Brain Plague takes place years after The Children Star. "Micros" from Prokaryon have spread to other worlds in the Fold, and are now cultivated by select hosts who live in a symbiotic relationship with their micros. People with micros benefit by having an entire intelligent civilization living in their bloodstream. Since micros live much faster than humans, generations live and die in the span of a year. The protagonist of Brain Plague is a starving artist named Chrysoberl who has come from a poor planet to the "big city" of one of Elysium's cosmopolitan worlds. Chrysoberl is selected for an experimental medical treatment, which turns out to be a batch of micros, who transform her art and make her an important artist and architect who is suddenly launched into the Fold's high society.
The most interesting part of Brain Plague is the relationship between human hosts and their micros, who worship their hosts as gods. Except for the ones who go rogue and instead take over their host bodies. These become known as "vampires," and as the title of the book suggests, there is a lot of intrigue surrounding who's been infected by vampire micros. The class and cultural divisions of the Fold are as interesting as most space operas. There aren't really any aliens (aside from the micros), but this is a far future, post-human world, so besides baseline humans, there are Sentients (AIs with artificial bodies), Sims (evolved ape-like sentients), and Elysians, also known as "Elfs" - evolved, nearly immortal post-humans.

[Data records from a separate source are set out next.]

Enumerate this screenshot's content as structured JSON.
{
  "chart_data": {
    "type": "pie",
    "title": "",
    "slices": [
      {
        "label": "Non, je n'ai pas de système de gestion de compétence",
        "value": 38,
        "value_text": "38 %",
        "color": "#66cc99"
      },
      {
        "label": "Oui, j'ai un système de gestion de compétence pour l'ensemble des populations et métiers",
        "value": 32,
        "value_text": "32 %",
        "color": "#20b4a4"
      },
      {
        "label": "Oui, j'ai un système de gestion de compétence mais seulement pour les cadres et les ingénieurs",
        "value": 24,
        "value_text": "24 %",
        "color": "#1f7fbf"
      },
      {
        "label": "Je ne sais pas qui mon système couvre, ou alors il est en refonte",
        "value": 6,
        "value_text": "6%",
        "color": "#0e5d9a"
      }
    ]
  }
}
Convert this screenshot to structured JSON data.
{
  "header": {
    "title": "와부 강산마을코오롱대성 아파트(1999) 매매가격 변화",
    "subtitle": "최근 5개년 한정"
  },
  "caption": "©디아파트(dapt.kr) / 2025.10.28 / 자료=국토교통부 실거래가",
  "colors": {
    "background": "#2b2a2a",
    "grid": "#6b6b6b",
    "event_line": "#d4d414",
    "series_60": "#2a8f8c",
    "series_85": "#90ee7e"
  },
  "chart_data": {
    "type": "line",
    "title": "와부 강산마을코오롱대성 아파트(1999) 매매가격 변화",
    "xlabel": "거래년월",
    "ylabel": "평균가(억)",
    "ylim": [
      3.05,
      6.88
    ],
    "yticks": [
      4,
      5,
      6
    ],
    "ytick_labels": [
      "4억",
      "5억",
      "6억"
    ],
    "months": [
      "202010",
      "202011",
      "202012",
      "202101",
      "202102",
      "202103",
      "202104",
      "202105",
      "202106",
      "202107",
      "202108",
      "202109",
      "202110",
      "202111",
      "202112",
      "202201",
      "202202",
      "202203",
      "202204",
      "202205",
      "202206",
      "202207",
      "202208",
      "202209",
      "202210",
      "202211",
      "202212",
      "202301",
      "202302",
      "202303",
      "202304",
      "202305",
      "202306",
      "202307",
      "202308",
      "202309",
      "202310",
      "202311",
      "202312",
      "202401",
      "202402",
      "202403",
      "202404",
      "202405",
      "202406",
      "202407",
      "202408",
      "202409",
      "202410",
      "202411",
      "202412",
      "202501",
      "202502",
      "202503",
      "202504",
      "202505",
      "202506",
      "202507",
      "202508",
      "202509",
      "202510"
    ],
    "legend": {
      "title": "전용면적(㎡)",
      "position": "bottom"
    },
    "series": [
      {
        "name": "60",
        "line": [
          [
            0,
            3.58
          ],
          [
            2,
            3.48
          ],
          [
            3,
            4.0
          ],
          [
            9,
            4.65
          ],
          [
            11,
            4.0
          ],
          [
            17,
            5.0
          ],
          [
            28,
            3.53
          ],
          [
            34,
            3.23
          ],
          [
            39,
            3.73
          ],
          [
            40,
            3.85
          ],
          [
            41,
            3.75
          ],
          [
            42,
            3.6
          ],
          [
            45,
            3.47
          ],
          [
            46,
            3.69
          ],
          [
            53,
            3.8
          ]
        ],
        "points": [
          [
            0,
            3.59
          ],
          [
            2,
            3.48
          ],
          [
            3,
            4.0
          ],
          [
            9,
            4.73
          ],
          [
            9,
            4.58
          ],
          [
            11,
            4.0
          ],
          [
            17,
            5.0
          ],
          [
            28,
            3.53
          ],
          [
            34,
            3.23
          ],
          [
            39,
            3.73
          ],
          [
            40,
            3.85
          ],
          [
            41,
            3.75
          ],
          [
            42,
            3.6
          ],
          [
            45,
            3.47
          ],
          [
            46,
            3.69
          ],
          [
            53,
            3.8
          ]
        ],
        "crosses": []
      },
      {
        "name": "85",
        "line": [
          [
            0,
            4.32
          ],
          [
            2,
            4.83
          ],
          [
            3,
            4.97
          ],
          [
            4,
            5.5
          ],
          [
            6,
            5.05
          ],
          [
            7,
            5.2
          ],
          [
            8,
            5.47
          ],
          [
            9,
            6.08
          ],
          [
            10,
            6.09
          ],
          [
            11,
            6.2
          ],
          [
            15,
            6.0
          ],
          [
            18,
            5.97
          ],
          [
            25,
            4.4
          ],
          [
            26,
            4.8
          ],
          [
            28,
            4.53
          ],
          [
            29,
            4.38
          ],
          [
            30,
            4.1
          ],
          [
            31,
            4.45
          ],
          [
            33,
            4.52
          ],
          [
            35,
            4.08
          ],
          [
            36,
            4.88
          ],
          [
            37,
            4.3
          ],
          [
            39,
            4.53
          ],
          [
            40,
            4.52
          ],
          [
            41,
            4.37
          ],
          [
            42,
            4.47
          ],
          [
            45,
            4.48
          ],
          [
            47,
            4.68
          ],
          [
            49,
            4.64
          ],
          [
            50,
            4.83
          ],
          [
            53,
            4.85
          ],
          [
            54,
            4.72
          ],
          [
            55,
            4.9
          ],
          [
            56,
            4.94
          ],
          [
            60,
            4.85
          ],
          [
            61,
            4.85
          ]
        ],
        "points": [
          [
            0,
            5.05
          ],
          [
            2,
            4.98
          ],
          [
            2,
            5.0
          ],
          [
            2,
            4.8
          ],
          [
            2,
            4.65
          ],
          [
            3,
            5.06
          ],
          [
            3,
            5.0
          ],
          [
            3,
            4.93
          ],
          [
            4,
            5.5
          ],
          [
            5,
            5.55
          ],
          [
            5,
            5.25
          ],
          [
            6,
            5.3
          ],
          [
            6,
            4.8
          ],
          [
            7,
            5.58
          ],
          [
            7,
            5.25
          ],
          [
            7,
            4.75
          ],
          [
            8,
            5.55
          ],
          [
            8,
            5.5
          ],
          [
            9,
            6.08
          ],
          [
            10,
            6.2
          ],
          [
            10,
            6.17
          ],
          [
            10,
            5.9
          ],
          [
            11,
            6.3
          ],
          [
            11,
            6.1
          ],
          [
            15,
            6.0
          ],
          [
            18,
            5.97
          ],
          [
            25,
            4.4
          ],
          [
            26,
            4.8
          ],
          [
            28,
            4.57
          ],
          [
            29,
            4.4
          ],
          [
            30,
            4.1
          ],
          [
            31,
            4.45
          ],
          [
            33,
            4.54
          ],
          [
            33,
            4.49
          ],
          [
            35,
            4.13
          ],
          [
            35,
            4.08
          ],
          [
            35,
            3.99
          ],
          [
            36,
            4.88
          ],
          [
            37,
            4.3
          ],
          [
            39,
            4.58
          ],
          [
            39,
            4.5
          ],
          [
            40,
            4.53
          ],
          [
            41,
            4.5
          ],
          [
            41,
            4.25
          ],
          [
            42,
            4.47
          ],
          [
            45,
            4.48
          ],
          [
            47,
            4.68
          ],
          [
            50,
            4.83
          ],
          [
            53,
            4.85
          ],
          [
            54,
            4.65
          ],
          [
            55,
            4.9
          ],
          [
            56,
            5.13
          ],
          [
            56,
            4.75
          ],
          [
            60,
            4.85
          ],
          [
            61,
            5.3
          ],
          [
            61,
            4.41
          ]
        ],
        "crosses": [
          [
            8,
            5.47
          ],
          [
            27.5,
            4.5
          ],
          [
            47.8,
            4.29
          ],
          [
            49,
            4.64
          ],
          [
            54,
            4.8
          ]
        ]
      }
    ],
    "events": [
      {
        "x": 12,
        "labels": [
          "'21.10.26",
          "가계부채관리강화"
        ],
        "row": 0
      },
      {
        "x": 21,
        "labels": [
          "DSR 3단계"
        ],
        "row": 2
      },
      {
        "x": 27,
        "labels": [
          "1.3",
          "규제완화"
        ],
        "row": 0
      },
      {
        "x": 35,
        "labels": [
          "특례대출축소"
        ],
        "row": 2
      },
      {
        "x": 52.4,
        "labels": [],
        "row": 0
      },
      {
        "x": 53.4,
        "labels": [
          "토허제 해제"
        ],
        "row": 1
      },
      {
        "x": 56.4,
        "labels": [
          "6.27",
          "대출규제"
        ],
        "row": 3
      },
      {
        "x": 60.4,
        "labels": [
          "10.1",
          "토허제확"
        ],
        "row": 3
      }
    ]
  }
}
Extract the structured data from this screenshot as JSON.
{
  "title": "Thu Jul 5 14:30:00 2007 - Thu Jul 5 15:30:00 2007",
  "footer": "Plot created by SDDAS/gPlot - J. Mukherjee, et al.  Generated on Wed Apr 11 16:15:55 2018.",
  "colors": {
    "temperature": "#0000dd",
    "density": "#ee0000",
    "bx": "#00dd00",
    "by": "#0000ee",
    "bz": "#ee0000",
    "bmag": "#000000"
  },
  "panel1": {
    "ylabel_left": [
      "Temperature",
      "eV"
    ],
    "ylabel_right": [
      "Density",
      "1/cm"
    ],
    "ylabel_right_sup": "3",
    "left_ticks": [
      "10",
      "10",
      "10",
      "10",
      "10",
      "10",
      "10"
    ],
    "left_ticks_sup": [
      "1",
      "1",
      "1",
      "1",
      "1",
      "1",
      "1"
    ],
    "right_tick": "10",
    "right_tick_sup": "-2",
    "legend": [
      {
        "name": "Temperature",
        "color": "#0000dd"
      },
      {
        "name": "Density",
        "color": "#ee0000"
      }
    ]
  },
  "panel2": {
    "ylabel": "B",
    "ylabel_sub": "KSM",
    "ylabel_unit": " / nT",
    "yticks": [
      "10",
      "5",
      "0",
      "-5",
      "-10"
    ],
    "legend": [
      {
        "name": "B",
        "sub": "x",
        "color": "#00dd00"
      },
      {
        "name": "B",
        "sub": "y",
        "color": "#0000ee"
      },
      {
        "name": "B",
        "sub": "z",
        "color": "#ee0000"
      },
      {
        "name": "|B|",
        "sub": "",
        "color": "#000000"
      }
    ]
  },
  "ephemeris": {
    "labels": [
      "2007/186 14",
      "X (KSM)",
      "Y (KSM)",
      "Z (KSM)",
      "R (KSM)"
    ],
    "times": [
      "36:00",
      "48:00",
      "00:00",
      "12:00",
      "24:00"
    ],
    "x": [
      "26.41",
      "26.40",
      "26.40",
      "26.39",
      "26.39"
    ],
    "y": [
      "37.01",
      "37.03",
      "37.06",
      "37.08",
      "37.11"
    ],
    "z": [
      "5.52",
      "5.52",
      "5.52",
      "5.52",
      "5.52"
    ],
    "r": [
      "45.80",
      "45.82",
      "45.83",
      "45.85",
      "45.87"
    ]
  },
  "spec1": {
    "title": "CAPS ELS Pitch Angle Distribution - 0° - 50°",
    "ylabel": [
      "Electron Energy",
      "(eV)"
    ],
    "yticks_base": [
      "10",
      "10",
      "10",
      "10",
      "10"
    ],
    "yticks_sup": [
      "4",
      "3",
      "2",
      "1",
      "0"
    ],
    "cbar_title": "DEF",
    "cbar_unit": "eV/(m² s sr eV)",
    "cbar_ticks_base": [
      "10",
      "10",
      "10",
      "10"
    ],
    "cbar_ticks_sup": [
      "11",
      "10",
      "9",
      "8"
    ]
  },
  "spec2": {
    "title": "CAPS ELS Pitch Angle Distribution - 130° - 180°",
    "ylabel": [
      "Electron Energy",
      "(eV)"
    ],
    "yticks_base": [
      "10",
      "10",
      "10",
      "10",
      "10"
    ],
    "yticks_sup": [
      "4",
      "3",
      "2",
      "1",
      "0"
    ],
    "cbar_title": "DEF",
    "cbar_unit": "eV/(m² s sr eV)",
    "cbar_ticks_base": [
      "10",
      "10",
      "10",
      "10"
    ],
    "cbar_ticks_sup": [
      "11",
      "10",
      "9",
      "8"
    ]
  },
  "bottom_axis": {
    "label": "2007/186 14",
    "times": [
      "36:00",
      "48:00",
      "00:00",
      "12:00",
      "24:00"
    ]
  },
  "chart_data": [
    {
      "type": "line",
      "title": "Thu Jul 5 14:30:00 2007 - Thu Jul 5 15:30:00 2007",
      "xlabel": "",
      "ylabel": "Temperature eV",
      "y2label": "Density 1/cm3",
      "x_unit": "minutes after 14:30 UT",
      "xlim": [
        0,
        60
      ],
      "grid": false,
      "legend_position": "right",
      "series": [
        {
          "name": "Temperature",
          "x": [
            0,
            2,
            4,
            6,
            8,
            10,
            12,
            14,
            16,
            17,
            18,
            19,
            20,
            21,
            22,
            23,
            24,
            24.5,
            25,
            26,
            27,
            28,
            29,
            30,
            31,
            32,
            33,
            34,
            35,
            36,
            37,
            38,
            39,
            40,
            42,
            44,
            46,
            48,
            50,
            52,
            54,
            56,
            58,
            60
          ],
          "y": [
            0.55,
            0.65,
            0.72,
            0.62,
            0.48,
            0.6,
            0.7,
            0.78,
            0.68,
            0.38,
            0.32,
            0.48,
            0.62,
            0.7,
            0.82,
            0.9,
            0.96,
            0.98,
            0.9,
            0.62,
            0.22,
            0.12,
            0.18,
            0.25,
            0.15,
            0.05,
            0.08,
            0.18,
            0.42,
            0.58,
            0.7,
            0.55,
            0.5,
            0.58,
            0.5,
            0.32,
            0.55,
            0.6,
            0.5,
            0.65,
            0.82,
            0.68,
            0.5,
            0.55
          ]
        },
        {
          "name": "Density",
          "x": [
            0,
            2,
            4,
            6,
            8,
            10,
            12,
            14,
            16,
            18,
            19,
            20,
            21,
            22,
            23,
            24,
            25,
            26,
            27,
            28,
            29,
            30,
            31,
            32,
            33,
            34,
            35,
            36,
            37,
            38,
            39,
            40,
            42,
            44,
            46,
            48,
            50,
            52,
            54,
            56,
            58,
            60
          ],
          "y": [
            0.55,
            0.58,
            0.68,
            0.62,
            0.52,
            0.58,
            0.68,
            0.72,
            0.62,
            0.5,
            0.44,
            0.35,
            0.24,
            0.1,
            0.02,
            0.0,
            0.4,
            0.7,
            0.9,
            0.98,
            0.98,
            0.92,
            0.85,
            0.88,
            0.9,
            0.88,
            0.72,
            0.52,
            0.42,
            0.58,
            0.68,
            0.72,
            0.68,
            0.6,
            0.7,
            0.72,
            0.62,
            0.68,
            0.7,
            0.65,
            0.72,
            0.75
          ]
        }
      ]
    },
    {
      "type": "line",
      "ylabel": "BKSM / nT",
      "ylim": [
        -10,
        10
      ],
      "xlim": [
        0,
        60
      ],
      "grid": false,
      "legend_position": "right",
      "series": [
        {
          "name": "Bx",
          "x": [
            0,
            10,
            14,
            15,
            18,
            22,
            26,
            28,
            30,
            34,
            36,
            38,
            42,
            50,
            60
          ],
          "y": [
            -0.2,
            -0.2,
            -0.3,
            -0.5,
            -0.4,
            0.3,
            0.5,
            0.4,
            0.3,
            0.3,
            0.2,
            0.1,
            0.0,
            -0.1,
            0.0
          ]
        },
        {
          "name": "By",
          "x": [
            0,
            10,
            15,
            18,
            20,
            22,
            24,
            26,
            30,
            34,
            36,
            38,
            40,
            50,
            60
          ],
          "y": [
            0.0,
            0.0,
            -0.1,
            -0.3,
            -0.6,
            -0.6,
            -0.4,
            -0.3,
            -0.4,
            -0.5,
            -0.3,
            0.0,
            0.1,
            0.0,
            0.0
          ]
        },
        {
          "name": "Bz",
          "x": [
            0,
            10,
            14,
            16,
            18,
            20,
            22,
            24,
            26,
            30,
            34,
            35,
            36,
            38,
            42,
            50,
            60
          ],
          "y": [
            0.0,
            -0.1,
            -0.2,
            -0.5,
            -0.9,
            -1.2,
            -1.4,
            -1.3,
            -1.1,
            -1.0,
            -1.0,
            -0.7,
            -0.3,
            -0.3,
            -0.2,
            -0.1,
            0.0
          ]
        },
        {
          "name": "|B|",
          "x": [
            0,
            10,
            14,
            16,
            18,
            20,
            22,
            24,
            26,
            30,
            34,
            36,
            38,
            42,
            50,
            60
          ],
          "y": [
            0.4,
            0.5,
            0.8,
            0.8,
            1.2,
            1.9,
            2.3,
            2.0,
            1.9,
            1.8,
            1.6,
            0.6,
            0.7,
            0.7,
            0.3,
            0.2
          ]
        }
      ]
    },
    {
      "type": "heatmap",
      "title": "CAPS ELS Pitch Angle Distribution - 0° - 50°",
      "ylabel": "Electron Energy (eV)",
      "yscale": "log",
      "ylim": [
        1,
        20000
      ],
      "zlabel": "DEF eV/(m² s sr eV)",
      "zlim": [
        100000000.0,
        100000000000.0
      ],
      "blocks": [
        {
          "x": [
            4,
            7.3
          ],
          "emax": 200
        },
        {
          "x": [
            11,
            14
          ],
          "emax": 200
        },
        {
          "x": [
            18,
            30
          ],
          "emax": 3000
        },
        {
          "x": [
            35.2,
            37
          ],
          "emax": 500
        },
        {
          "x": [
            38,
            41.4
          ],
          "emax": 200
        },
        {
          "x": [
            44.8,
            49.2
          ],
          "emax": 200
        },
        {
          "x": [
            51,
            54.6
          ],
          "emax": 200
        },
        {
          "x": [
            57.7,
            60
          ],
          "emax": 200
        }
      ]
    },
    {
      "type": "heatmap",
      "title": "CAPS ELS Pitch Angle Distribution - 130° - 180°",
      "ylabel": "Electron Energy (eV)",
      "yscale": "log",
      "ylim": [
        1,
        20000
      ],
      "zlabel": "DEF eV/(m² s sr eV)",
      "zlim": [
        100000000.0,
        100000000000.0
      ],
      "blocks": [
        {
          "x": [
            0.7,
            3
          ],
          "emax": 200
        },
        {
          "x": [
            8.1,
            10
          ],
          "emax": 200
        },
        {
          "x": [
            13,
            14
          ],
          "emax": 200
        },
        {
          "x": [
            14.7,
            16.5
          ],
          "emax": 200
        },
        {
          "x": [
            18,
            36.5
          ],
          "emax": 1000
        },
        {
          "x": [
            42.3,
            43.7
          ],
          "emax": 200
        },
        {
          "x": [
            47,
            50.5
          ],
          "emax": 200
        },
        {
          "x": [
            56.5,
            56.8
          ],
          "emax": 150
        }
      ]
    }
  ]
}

The economic and cultural intrigue provided an interesting plot, and the biochem SF was the main attraction of this book, but I found it considerably less engaging than its predecessor. There was not much mystery about the aliens, as this was not a first contact story, and the latter half of the book became rather mushy with Chrysoberyl's romance with a hunky authority figure who of course gets infected with vampire micros.
A decent SF romp with creative ideas outside the typical space opera, but start with The Children Star.